Parmi ces obstacles, la réticence des opérateurs peut être contourné en utilisant un modèle proche de celui instauré par Free, les forfaits sans mobiles et sans engagements. Du côté des constructeurs, qui pourraient être réticents, l’accord avec Motorola va peut-être au contraire changer la façon de dépenser des autres constructeurs. La marque Motorola s’est d’ailleurs déjà démarquée sur ce sujet.
En tant que première marque à commercialiser un téléphone cellulaire, Motorola se place comme un acteur majeur de l’innovation en matière de téléphonie mobile. Si la firme n’a pas toujours été au beau fixe, son rachat par Google a sans conteste relancé la machine. De plus, Motorola avait déjà marqué son intérêt pour les smartphones personnalisables avec le Moto X, son petit dernier-né.
C’est donc en toute logique que Dave Hakkens a choisi de travailler aux côtés de Motorola.
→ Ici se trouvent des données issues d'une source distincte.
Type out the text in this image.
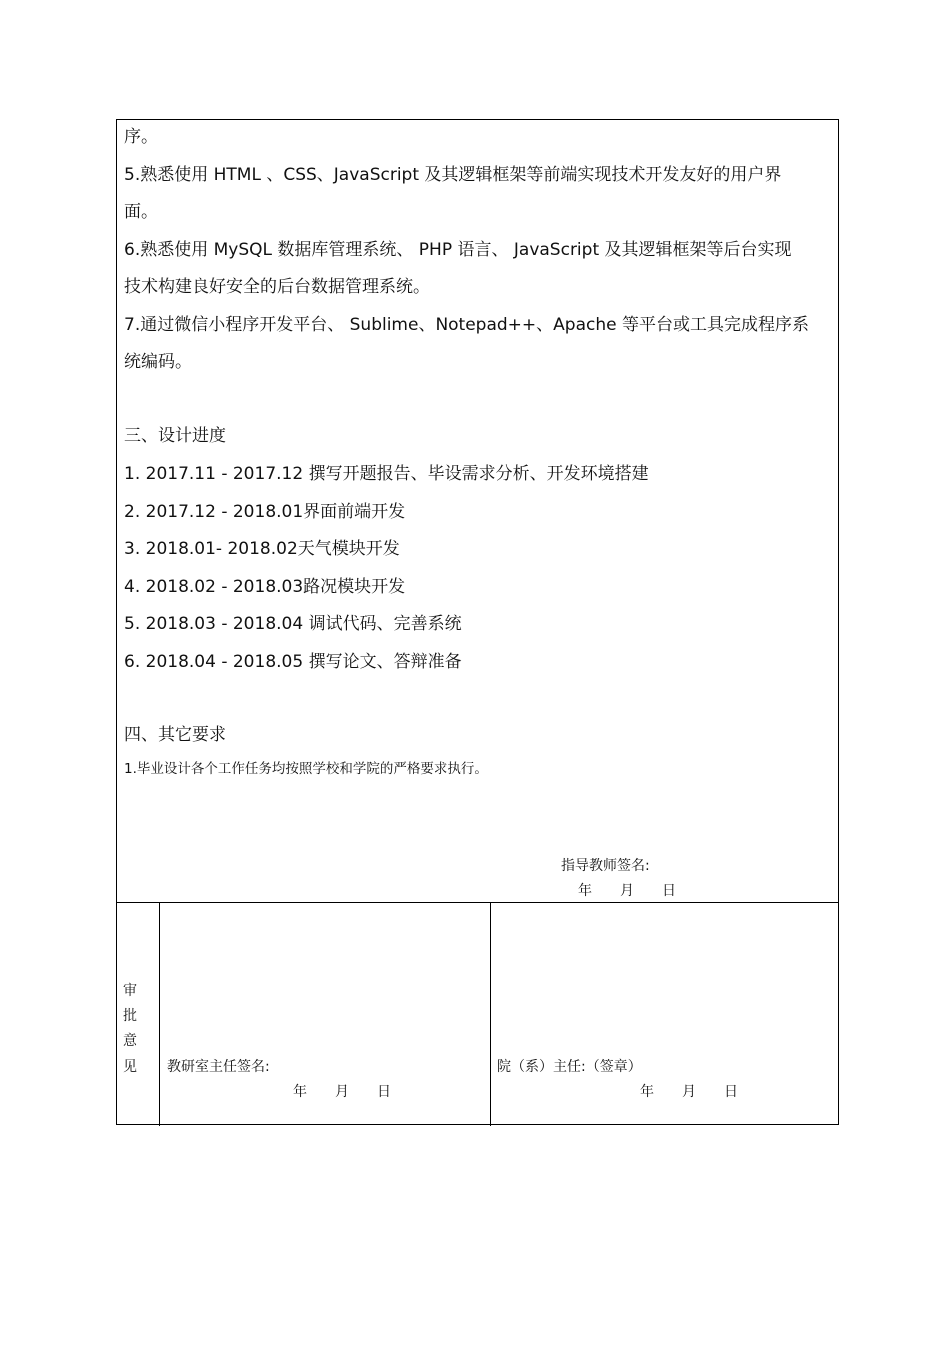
序。
5.熟悉使用 HTML 、CSS、JavaScript 及其逻辑框架等前端实现技术开发友好的用户界
面。
6.熟悉使用 MySQL 数据库管理系统、 PHP 语言、 JavaScript 及其逻辑框架等后台实现
技术构建良好安全的后台数据管理系统。
7.通过微信小程序开发平台、 Sublime、Notepad++、Apache 等平台或工具完成程序系
统编码。
三、设计进度
1. 2017.11 - 2017.12 撰写开题报告、毕设需求分析、开发环境搭建
2. 2017.12 - 2018.01界面前端开发
3. 2018.01- 2018.02天气模块开发
4. 2018.02 - 2018.03路况模块开发
5. 2018.03 - 2018.04 调试代码、完善系统
6. 2018.04 - 2018.05 撰写论文、答辩准备
四、其它要求
1.毕业设计各个工作任务均按照学校和学院的严格要求执行。
指导教师签名:
年　　月　　日
审
批
意
见 教研室主任签名:
年　　月　　日
院（系）主任:（签章）
年　　月　　日
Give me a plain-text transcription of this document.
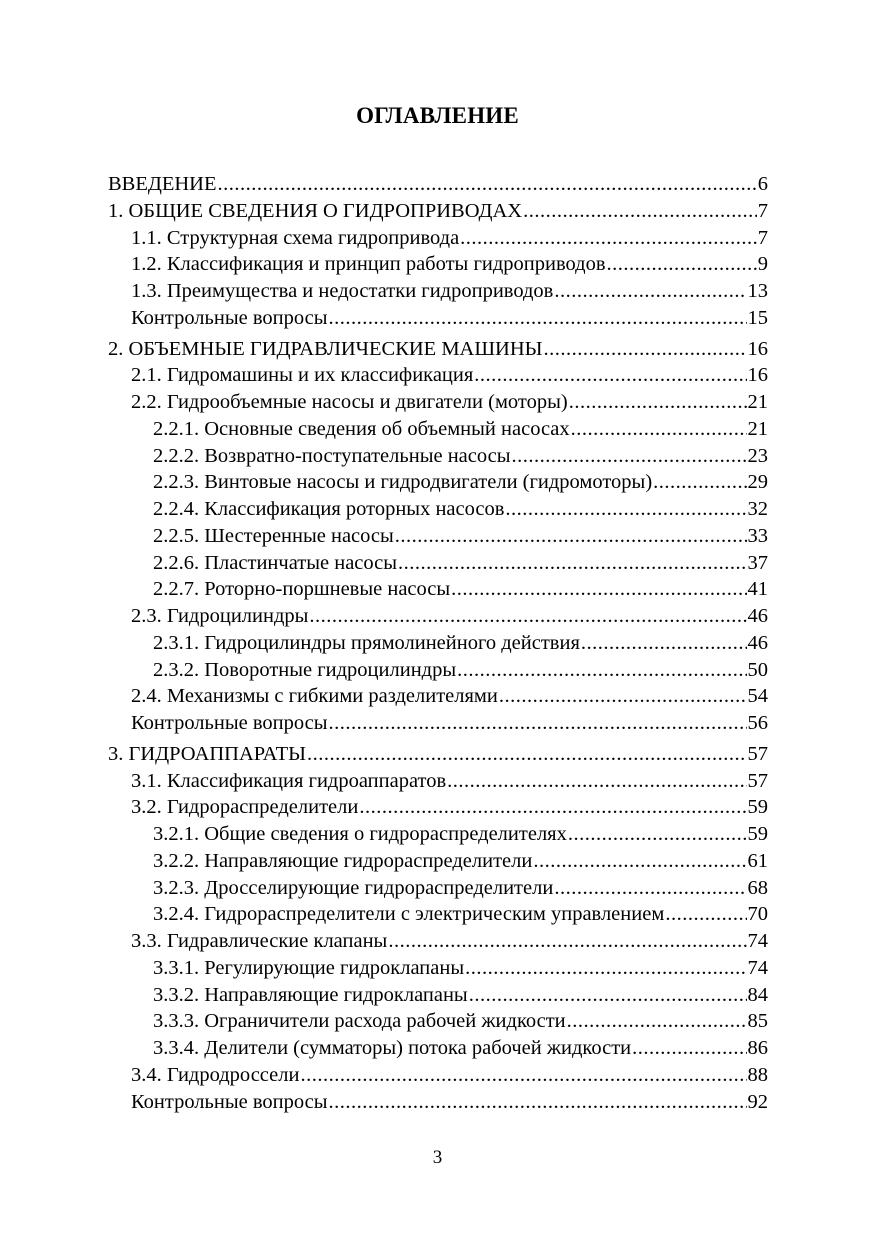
ОГЛАВЛЕНИЕ
ВВЕДЕНИЕ .....	6
1. ОБЩИЕ СВЕДЕНИЯ О ГИДРОПРИВОДАХ .....	7
1.1. Структурная схема гидропривода .....	7
1.2. Классификация и принцип работы гидроприводов .....	9
1.3. Преимущества и недостатки гидроприводов .....	13
Контрольные вопросы .....	15
2. ОБЪЕМНЫЕ ГИДРАВЛИЧЕСКИЕ МАШИНЫ .....	16
2.1. Гидромашины и их классификация .....	16
2.2. Гидрообъемные насосы и двигатели (моторы) .....	21
2.2.1. Основные сведения об объемный насосах .....	21
2.2.2. Возвратно-поступательные насосы .....	23
2.2.3. Винтовые насосы и гидродвигатели (гидромоторы) .....	29
2.2.4. Классификация роторных насосов .....	32
2.2.5. Шестеренные насосы .....	33
2.2.6. Пластинчатые насосы .....	37
2.2.7. Роторно-поршневые насосы .....	41
2.3. Гидроцилиндры .....	46
2.3.1. Гидроцилиндры прямолинейного действия .....	46
2.3.2. Поворотные гидроцилиндры .....	50
2.4. Механизмы с гибкими разделителями .....	54
Контрольные вопросы .....	56
3. ГИДРОАППАРАТЫ .....	57
3.1. Классификация гидроаппаратов .....	57
3.2. Гидрораспределители .....	59
3.2.1. Общие сведения о гидрораспределителях .....	59
3.2.2. Направляющие гидрораспределители .....	61
3.2.3. Дросселирующие гидрораспределители .....	68
3.2.4. Гидрораспределители с электрическим управлением .....	70
3.3. Гидравлические клапаны .....	74
3.3.1. Регулирующие гидроклапаны .....	74
3.3.2. Направляющие гидроклапаны .....	84
3.3.3. Ограничители расхода рабочей жидкости .....	85
3.3.4. Делители (сумматоры) потока рабочей жидкости .....	86
3.4. Гидродроссели .....	88
Контрольные вопросы .....	92
3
Il n’y aura aucun rachat, les deux partis travailleront seulement main dans la main. Phonebloks peut ainsi conserver son intégrité et sa liberté de création.
Motorola a officialisé le projet Ara sur son blog, tandis que Phonebloks a mis en ligne une vidéo pour expliquer un peu mieux les tenants et aboutissants de ce partenariat.
Dans une société d’hyperconsommation, ce téléphone touchera un public restreint, la plupart des gens désirant à tout prix le dernier gadget inutile à la mode en magasin. A court terme, l’intérêt d’un tel projet peut paraître peu rentable, mais il possède cependant un très fort intérêt à long terme.
Il y a quelques années, un tel projet aurait paru impossible. Cependant, avec la prise de conscience par la population des changements qui s’opèrent et avec la crise, un tel modèle apparaît comme une opportunité. Sur un marché du mobile qui s’intéresse surtout à la miniaturisation et l’amélioration des composants ou du design, le projet Phonebloks est une véritable ouverture qui pourrait bien chambouler les règles du jeu avec un business model qui lui est propre.
C’est l’émergence d’un marché où le changement de mobile va commencer à s’opérer de plus en plus tard. Ce qui rend viable le projet Phonebloks. Nos habitudes de consommation vont devoir évoluer et un téléphone dont les pièces sont remplaçables, mêmes partiellement aura une longévité beaucoup plus importante. Quelle avenir pour un tel téléphone ? Dave Hakkens a sa petite idée sur la question … !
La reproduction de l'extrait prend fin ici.